Entitled ’Scatti d’Artista’, Sabbadini’s FAI series is more artistic than touristic in flavour and offers hidden details or unusual corners in properties dating from the 12th to the early 20th century. Of the 41 properties that FAI owns and manages throughout Italy, Sabbadini selected nine and spent a year photographing them.  

’I picked the ones that still had the owners’ objects in them,’ says the 31-year-old Milan-based artist. ’I didn’t want the images turning out like postcards. I wanted a sense of realism.’

Though she shot fresco-covered baroque palazzos (such as the 18th-century Villa della Porta Bozzolo), the medieval Castello di Masino and the contemporary art-laden Villa Panza (filled with contemporary art and lights by Dan Flavin), her favourite home was the more modestly sized Villa Fogazzaro Roi, near Lake Lugano. ’That house is magic,’ she says. ’You walk in and you feel like you’re in a fairy tale. Plus, I’d never seen it before.’
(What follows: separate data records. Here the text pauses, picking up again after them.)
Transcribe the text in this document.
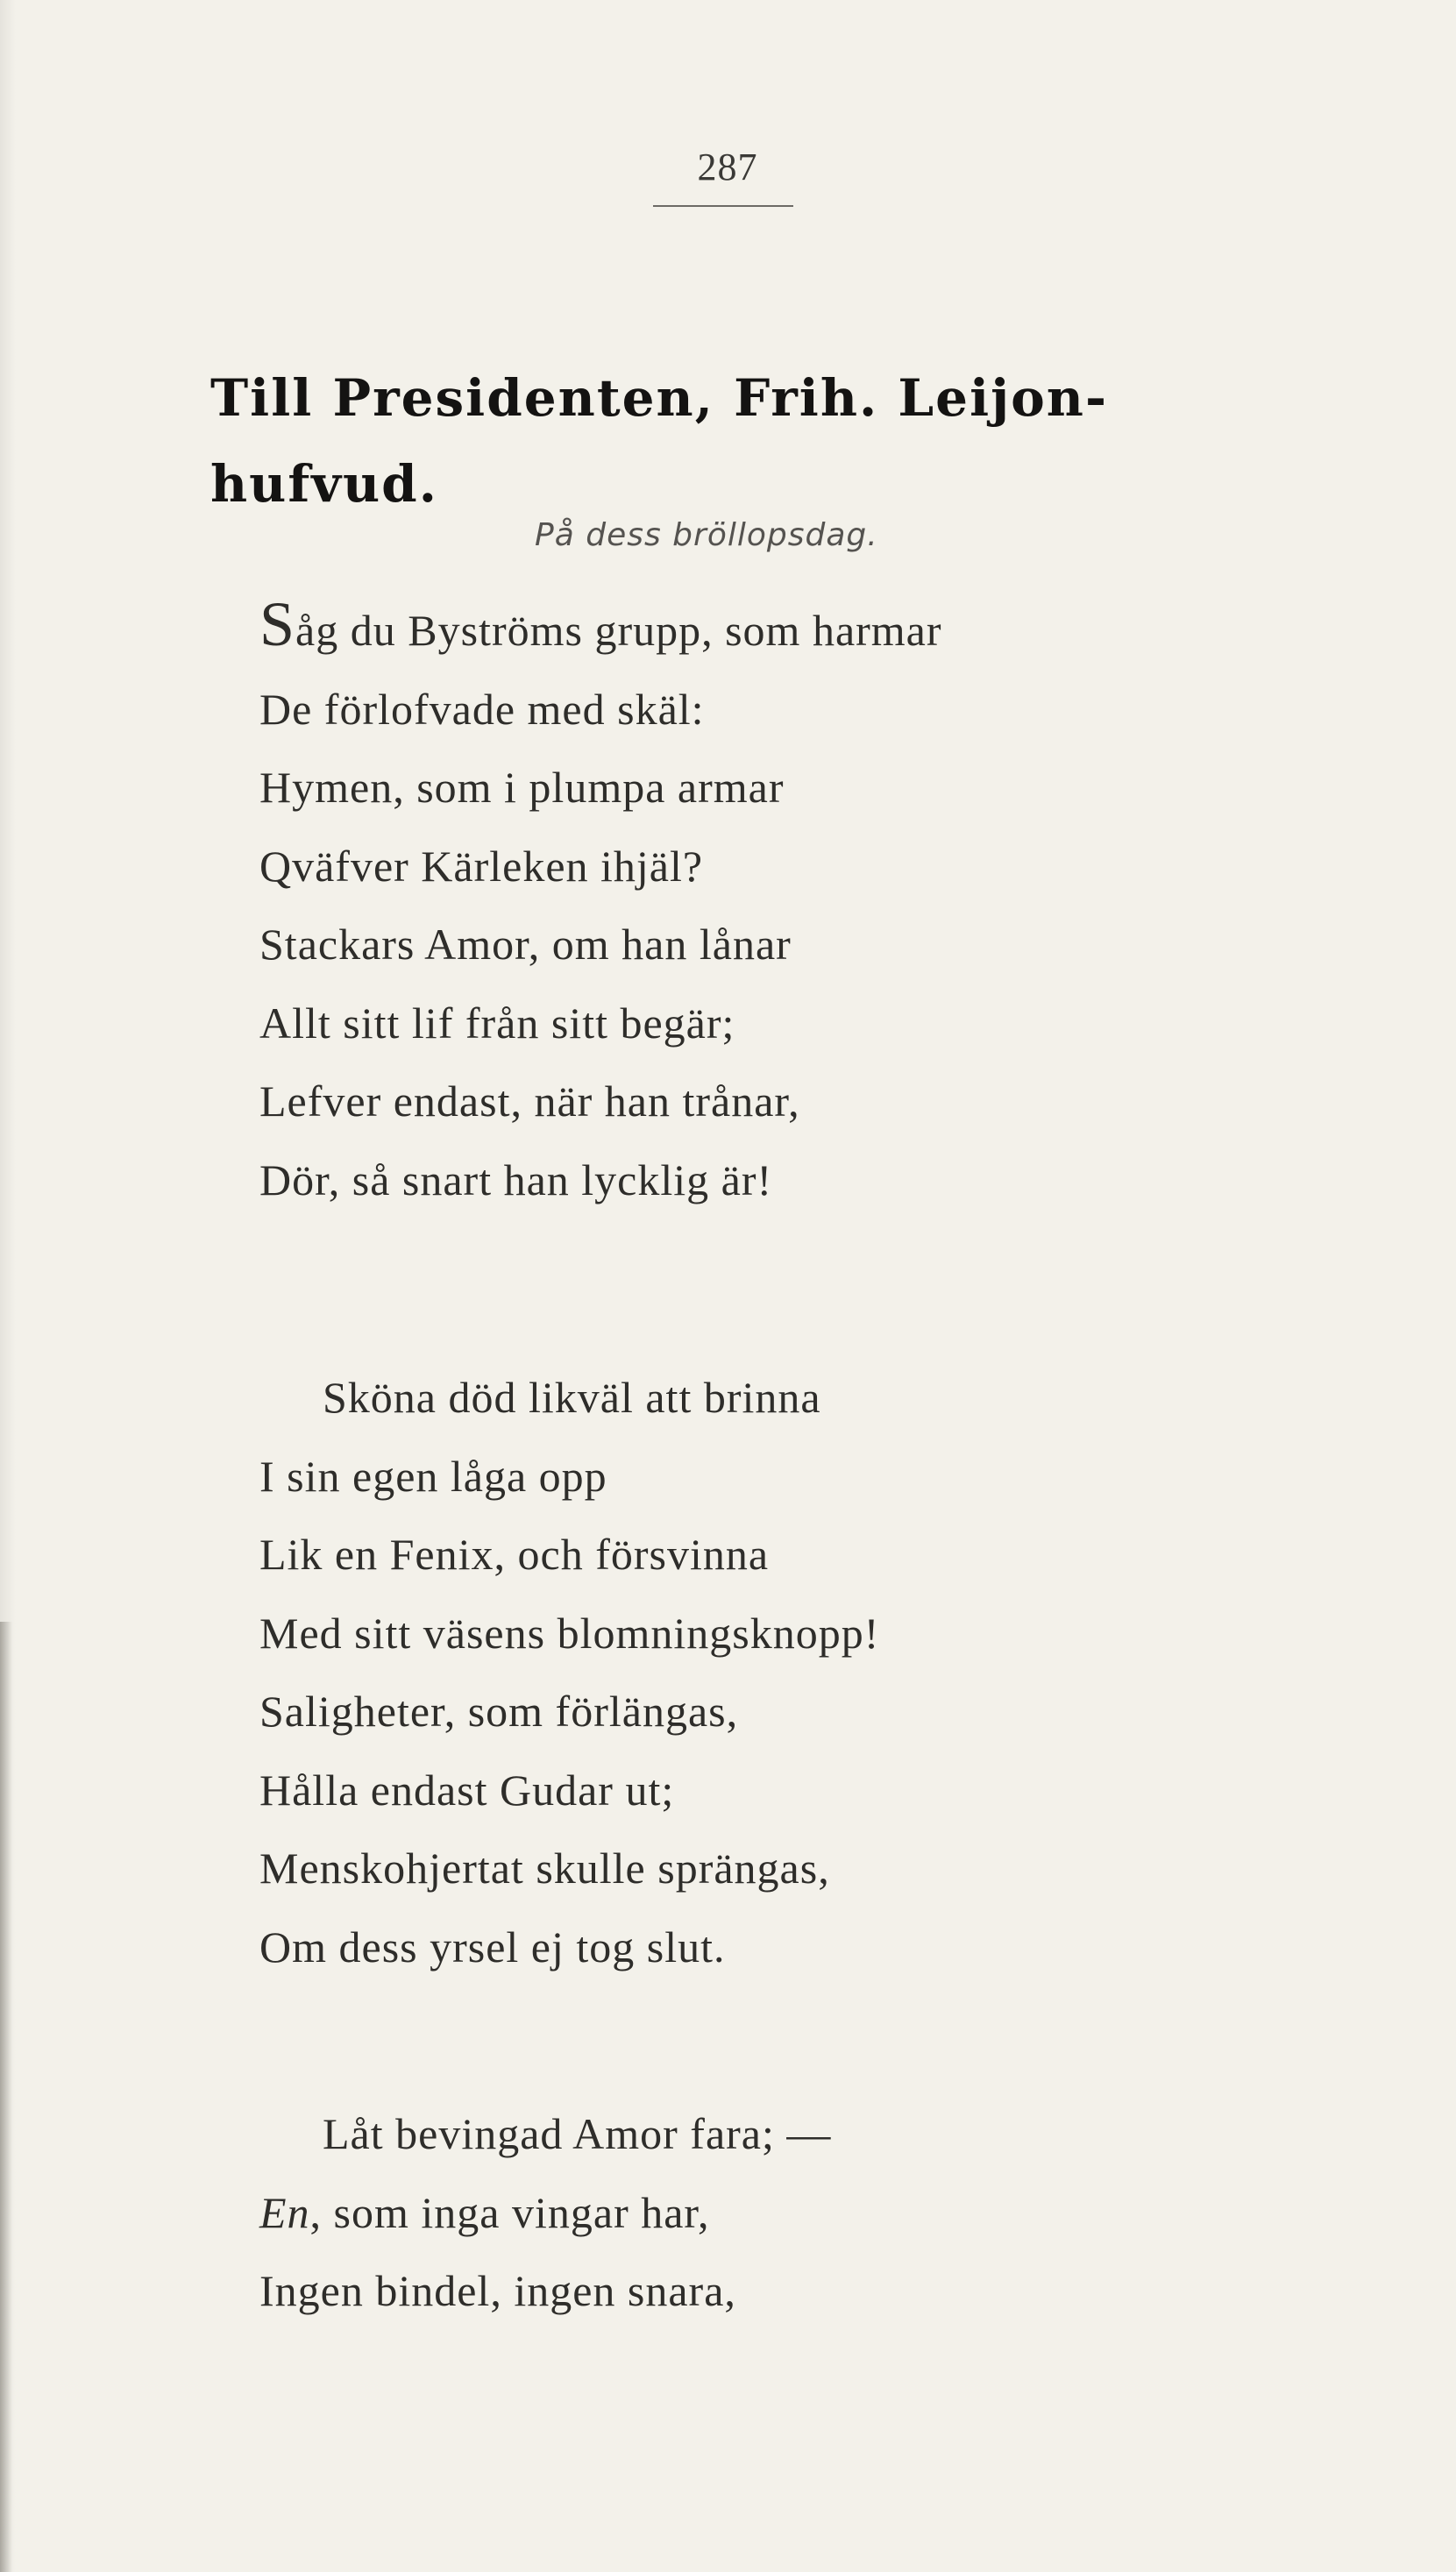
287
Till Presidenten, Frih. Leijon-
hufvud.
På dess bröllopsdag.
Såg du Byströms grupp, som harmar
De förlofvade med skäl:
Hymen, som i plumpa armar
Qväfver Kärleken ihjäl?
Stackars Amor, om han lånar
Allt sitt lif från sitt begär;
Lefver endast, när han trånar,
Dör, så snart han lycklig är!
Sköna död likväl att brinna
I sin egen låga opp
Lik en Fenix, och försvinna
Med sitt väsens blomningsknopp!
Saligheter, som förlängas,
Hålla endast Gudar ut;
Menskohjertat skulle sprängas,
Om dess yrsel ej tog slut.
Låt bevingad Amor fara; —
En, som inga vingar har,
Ingen bindel, ingen snara,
Instead of sweeping pull-back shots, Sabbadini closed in on the 18th-century home’s rich wallpapers. While that property is largely unknown, the tactic also worked for FAI’s more famous sites – such as Genova’s Antica Barberia Giacalone  and Villa Necchi, which has had ample exposure, thanks to the Tilda Swinton film I Am Love and Tod’s seasonal fashion presentations. In Genova, Sabbadini shot a detail of the 1920s stained-glass walls, while at Necchi she zeroed in on the precious objects found on the bathroom vanity and living-room shelf.

Each photograph is an edition of seven. Three will remain in the hands of the FAI, to be sold to raise funds; the remaining four will be available for sale through Glauco Cavaciuti Arte, Sabbadini’s gallerist in Milan.